With His head in His hands,
God thought and thought,
Till He thought: I’ll make me a man!

James Weldon Johnson

About This Quote

These lines come from James Weldon Johnson’s poem “The Creation,” one of the sermon-poems in his collection The Book of American Negro Poetry (1922). Johnson—poet, diplomat, and a leading figure of the NAACP and the Harlem Renaissance—crafted the piece as a literary rendering of African American folk preaching. “The Creation” dramatizes Genesis in the cadences, repetitions, and vivid physical imagery of a Black church sermon, presenting God as an artisan who pauses to ponder before shaping humanity.
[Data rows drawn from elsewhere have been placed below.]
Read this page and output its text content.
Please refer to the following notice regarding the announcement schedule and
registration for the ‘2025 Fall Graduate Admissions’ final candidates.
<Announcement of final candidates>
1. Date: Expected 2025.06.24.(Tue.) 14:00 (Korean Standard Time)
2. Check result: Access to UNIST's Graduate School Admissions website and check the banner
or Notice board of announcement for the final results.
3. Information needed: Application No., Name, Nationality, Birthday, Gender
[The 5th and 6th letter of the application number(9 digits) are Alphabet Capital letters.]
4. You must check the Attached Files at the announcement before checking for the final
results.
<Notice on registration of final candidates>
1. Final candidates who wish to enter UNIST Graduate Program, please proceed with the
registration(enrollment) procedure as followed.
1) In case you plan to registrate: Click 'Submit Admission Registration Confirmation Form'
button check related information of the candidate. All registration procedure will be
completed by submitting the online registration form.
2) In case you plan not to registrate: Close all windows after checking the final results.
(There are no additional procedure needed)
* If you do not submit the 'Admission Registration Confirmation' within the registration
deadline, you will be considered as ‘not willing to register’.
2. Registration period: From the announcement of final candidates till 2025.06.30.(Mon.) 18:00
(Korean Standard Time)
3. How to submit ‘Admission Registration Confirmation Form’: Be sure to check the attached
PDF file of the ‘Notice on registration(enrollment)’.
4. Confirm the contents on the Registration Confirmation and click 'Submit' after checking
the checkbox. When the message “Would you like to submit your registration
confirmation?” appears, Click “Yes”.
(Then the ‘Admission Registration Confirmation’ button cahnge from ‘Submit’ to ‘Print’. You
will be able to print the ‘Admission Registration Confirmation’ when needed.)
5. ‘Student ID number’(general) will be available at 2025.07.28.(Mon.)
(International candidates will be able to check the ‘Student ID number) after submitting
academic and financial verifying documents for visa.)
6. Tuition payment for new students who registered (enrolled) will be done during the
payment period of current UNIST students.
The quoted moment occurs as the poem turns from the making of the world to the climactic act of creating man.

Interpretation

The passage humanizes the divine act of creation: God is pictured in a posture of intense contemplation, “head in His hands,” before deciding to “make…a man.” The repetition (“thought and thought”) mimics oral sermon rhythm and builds suspense, emphasizing deliberation rather than instantaneous command. Johnson’s phrasing also elevates humanity as the culminating work—something requiring special care and imagination. In the broader poem, this intimate, tactile portrayal of God aligns with the folk-sermon tradition, making sacred history immediate and emotionally accessible while affirming human dignity through the idea that humankind is fashioned with particular intention.

Source

James Weldon Johnson, “The Creation,” in The Book of American Negro Poetry (New York: Harcourt, Brace and Company, 1922).